Paul Nguyen: Absolutely.

Alicia Morgans: Thank you. Thank you for that Dr. Kibel. And to that point, radiation is wonderful. So there's that point. But the other point that you made about delaying time to treatment and potentially having disease progression, Dr. Jacene, you pointed out two nodes that were very small. I don't think those would've been identified on conventional imaging because they didn't meet size criteria. So I don't think we would see those, but the obturator node probably would've been seen on that initial imaging if it was present. Is that true?

Heather Jacene: Yes, that certainly would meet size criteria on the CT scan. Now whether it was present on the original scans that he had at the time of the local therapy, we would have to get those images to go back and look. But really anything that's more than a centimeter would meet the size criteria and the short access, and should be worried about.

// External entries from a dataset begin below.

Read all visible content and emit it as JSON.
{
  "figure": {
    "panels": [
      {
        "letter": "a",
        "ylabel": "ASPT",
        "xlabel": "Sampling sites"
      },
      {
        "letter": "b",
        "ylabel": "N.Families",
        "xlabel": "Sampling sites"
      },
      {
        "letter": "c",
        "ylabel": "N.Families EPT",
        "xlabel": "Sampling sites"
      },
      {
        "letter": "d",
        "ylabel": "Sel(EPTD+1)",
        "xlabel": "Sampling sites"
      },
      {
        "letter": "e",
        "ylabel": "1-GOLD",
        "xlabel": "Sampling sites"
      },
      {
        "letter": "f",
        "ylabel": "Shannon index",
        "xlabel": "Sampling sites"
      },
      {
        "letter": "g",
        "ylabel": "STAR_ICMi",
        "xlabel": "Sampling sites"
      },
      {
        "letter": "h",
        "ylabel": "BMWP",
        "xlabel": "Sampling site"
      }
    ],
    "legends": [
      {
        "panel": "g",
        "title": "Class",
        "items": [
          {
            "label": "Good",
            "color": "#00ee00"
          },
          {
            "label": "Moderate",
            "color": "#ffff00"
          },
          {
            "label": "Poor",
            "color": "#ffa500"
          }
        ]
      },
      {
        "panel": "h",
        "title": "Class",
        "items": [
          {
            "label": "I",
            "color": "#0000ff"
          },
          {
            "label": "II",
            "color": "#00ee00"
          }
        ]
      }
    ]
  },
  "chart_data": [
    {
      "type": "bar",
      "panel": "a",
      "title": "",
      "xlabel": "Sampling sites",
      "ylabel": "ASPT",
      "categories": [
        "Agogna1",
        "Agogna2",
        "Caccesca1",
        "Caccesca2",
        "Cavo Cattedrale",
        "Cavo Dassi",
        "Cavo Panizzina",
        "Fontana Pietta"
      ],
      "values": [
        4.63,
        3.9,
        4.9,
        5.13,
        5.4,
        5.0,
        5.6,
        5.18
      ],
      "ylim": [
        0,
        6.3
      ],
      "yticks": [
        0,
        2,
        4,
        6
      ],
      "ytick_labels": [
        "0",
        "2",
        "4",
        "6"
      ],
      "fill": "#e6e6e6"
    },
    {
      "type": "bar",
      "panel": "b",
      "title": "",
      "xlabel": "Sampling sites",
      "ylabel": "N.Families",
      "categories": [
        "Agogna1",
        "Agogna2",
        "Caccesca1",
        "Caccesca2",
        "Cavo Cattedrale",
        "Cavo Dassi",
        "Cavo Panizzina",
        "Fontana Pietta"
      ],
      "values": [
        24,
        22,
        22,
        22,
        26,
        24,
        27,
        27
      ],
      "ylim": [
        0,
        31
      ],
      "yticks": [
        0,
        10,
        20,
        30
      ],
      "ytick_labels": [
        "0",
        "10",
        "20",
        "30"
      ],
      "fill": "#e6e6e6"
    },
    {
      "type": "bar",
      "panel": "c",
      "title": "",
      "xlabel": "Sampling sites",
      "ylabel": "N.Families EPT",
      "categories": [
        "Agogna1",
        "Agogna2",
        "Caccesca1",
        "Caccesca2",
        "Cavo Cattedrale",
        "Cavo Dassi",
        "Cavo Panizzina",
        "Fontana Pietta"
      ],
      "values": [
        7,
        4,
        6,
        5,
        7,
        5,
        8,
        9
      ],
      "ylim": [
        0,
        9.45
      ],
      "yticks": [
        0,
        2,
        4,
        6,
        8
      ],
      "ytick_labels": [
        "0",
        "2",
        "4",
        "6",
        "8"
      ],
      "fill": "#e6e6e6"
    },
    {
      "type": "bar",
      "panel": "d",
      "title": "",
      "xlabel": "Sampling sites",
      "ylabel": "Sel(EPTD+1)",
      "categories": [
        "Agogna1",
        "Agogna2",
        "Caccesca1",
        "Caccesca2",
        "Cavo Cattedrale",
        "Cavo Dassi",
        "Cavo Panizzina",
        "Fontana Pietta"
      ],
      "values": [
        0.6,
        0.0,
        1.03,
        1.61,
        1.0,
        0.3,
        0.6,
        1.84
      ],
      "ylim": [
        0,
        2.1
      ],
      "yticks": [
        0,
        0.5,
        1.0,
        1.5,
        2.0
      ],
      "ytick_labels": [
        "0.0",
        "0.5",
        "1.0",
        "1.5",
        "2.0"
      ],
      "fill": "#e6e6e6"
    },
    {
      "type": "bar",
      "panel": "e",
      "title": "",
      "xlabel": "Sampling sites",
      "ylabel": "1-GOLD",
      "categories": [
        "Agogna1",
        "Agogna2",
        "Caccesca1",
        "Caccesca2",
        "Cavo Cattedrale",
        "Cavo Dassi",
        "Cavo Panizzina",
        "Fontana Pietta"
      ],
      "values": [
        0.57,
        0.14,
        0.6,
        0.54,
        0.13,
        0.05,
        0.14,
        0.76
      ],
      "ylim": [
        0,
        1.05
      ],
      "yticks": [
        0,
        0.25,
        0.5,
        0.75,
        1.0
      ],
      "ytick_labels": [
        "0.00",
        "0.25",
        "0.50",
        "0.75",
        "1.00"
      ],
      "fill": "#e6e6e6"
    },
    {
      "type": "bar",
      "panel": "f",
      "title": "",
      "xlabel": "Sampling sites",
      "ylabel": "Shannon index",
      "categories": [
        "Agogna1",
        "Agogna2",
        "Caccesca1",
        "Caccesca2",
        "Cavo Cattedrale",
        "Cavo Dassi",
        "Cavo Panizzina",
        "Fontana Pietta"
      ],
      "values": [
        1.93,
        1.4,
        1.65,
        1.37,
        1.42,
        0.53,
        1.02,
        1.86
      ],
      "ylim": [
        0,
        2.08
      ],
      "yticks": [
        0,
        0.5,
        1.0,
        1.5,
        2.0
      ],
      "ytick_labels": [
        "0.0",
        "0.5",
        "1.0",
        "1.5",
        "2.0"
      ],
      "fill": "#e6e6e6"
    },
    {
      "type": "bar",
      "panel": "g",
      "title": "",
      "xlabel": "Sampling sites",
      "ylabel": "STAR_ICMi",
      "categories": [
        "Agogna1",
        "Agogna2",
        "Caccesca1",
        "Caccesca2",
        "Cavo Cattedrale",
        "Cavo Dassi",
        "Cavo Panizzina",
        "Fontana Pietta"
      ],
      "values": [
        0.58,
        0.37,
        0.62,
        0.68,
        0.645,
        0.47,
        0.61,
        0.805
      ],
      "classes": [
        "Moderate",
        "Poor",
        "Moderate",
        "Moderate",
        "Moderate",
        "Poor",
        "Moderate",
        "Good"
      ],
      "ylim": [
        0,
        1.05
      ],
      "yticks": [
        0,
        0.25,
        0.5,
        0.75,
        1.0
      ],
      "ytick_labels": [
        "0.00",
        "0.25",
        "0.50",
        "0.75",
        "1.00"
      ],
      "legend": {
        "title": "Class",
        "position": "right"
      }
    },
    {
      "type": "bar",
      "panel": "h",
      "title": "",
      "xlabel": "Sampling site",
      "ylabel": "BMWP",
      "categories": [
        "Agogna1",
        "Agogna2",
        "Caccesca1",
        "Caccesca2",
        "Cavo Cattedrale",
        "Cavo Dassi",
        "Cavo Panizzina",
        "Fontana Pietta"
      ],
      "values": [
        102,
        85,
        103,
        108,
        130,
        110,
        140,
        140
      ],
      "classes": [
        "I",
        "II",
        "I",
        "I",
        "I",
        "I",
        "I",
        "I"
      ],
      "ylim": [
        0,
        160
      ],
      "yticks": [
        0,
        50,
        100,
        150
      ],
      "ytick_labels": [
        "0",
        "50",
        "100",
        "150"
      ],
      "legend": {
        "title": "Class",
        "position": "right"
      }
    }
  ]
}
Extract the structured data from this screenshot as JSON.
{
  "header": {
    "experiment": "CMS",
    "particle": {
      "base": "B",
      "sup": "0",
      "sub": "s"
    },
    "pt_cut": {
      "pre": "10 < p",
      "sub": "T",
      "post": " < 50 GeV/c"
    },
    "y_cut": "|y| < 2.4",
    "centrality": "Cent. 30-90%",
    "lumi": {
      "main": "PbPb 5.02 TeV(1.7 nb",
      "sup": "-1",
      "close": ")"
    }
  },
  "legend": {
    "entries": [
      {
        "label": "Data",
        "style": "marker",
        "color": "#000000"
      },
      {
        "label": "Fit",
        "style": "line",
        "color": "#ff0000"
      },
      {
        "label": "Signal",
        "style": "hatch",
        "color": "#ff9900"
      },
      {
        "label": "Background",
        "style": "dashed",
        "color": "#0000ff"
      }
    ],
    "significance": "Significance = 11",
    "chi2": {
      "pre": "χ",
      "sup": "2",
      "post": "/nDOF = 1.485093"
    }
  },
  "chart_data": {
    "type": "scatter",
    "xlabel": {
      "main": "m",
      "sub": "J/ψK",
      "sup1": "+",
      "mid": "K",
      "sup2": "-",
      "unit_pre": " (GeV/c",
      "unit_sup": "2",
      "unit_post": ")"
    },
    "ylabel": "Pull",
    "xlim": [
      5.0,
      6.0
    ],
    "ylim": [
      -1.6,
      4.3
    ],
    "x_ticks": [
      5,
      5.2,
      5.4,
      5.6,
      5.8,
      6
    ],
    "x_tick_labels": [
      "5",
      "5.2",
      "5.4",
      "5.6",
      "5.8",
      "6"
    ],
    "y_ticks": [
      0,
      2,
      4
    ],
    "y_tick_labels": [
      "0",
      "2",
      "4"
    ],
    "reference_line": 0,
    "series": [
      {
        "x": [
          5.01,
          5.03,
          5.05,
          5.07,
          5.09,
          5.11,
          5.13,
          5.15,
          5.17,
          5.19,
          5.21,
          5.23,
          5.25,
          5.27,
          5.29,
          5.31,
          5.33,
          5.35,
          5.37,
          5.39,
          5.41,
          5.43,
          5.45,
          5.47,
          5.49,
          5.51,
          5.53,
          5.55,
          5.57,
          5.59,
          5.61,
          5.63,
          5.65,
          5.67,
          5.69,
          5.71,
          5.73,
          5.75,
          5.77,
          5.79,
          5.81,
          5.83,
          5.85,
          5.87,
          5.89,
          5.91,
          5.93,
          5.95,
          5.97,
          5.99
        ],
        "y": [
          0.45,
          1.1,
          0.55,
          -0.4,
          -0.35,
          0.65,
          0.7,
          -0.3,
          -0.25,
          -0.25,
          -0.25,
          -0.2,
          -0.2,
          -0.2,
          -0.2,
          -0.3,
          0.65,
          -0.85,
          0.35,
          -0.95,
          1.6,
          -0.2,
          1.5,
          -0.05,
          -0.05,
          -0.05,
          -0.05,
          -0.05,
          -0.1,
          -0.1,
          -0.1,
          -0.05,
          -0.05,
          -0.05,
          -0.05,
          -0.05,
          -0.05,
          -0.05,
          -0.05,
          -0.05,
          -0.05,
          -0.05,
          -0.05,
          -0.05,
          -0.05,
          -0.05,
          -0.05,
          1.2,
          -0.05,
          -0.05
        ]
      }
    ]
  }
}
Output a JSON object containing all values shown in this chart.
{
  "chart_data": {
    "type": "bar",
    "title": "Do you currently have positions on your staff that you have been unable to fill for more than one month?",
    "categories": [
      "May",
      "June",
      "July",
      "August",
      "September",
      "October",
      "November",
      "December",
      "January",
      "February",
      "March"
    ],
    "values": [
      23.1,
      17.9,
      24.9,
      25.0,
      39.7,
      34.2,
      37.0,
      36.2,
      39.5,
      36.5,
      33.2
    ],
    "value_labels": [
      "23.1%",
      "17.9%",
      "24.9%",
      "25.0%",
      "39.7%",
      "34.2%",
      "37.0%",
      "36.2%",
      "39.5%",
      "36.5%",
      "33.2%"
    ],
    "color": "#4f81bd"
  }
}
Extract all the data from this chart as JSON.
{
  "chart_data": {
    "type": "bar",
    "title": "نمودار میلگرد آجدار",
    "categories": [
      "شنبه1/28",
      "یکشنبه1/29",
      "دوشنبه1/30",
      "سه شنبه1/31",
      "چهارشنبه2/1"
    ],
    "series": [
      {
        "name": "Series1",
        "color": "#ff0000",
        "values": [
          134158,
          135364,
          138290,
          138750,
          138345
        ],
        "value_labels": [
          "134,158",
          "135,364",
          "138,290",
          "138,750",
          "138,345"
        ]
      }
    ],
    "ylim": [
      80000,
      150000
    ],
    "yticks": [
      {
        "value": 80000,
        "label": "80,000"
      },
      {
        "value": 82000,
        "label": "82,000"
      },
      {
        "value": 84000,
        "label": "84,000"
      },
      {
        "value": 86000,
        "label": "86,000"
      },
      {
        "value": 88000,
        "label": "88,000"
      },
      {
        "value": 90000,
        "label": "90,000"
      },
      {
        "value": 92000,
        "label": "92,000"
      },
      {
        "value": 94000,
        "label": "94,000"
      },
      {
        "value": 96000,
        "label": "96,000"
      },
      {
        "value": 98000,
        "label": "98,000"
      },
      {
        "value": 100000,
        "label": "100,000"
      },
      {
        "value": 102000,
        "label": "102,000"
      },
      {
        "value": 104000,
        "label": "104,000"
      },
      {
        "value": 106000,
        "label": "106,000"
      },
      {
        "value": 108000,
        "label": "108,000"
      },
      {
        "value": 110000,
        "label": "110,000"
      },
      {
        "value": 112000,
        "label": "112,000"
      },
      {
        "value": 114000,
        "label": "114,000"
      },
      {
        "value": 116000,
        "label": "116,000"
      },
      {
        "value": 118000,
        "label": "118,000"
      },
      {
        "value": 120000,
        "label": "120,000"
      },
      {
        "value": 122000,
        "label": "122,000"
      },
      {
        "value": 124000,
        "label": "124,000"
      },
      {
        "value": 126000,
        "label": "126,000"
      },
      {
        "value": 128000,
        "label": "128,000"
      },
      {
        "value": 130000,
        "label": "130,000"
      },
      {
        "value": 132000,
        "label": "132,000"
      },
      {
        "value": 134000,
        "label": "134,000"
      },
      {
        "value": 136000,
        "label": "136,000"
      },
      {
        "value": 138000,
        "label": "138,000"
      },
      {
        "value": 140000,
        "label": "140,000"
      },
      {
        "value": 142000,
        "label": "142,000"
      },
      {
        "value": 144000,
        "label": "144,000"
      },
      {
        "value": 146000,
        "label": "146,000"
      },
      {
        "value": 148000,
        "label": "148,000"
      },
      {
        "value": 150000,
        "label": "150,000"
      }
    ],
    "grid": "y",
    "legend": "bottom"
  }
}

Alicia Morgans: So in this patient's case it seemed that probably developed after those initial scans, and since he had his initial treatment. And so it's just progression of that disease during that time period, which is unfortunate. So team, we have a urologist and a radiation oncologist, what do you guys think? Let's start with Dr. Kibel. What should we do for this patient?

Adam Kibel: I think he needs systemic therapy coupled with radiation. I think that, I don't want to steal Dr. Nguyen's thunder, but they're going to want to treat his pelvic lymph nodes, and I think the real question is just how high they want to go in using the radiation therapy. And I think he needs systemic therapy as well. And I would defer to my medical oncology colleagues such as yourself, Dr. Morgans, as what we'd want to use, but my guess will be some form of hormonal therapy.

Alicia Morgans: I would agree with that, but I'll let Dr. Nguyen answer first. What are your thoughts?

Paul Nguyen: Yeah, completely agree. This is a patient who now needs radiation. As I said, there will be more urinary toxicity here. We definitely want to treat the pelvic lymph nodes, and this is a great case of how PSMA PET can be so helpful in designing our fields. I think I might have mentioned that under the leadership of Dr. William Hall, there was an international group that was convened to look at PSMA PETs and how this might affect what kind of treatment fields we should be designing when we're treating pelvic nodes, because there's some nodes that show up on PSMA PET that we might not have included in our normal fields before. And so we've made those adjustments.

But for this particular case, you also see that there are certain areas of nodes that are showing up these kind of faint nodes where perhaps ordinarily we might not extend to, but now because of what we see on the PSMA PET, if I were treating this patient, I'd be very sure to contour those areas and make sure that all of them, and go wide and make sure all of that was in the field. So I think this would definitely be a case where the contouring and the treatment design is informed by the current PSMA findings.

Alicia Morgans: I would agree. And from a systemic treatment standpoint, we have nodal involvement. And so this is a patient where we're definitely going to want to do at least two years of ADT and add on Abiraterone for two years too based on that stamped data that we have, and really hope that the combination of that systemic therapy and radiation is going to get him a cure. Although this patient is very high risk and we'll have to see where things go. So let's see what ultimately happened to this patient. All right, so it looks like the team, our team really did pursue the same strategy that was discussed here tonight. So we decided to pursue external beam radiation to the prostate plus ADT and Abiraterone for at least two years and see how this patient does. So thank you all for walking through your thought process, and of course for reviewing the imaging with us today.